Perinatal depression affects 50% of women in Ghana, with suicidal ideation rates at 13-17%. Heat is a risk factor for depression and anxiety, but little is known about impacts on perinatal mental health. We will employ three approaches to causally examine mechanisms linking preconception, prenatal and postpartum heat exposure to maternal depression and anxiety. We integrate persons with lived experience (LE) as core research team members to develop the study approach, contextualize findings and maximize impact.
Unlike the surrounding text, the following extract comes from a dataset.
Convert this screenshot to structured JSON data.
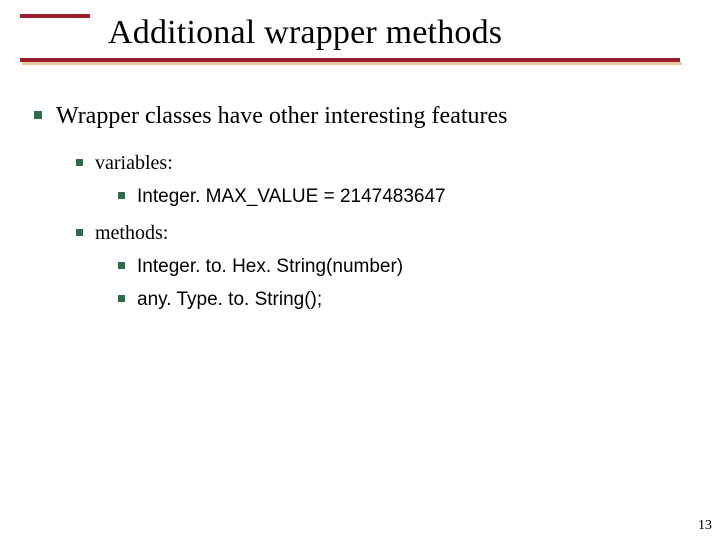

In work package WP1, we leverage the extant Ghana Randomized Air Pollution and Health Study (GRAPHS) where higher prenatal heat exposure is associated with maternal stress and an extensive data repository allows investigation of multiple plausible mechanistic mediators. In WP2, we develop a new pregnancy cohort to understand how biological, social and psychological mechanisms link prenatal heat exposure to maternal depression and anxiety and examine effect modification by other exposures. In WP3 we pilot a heat warning system to reduce the impact of ambient heat on maternal mental health outcomes and investigate impacts on the mechanistic pathways identified in WP1 and WP2. This work will support a causal association between prenatal health and maternal depression and anxiety, elucidate mechanistic pathways, and identify novel interventions.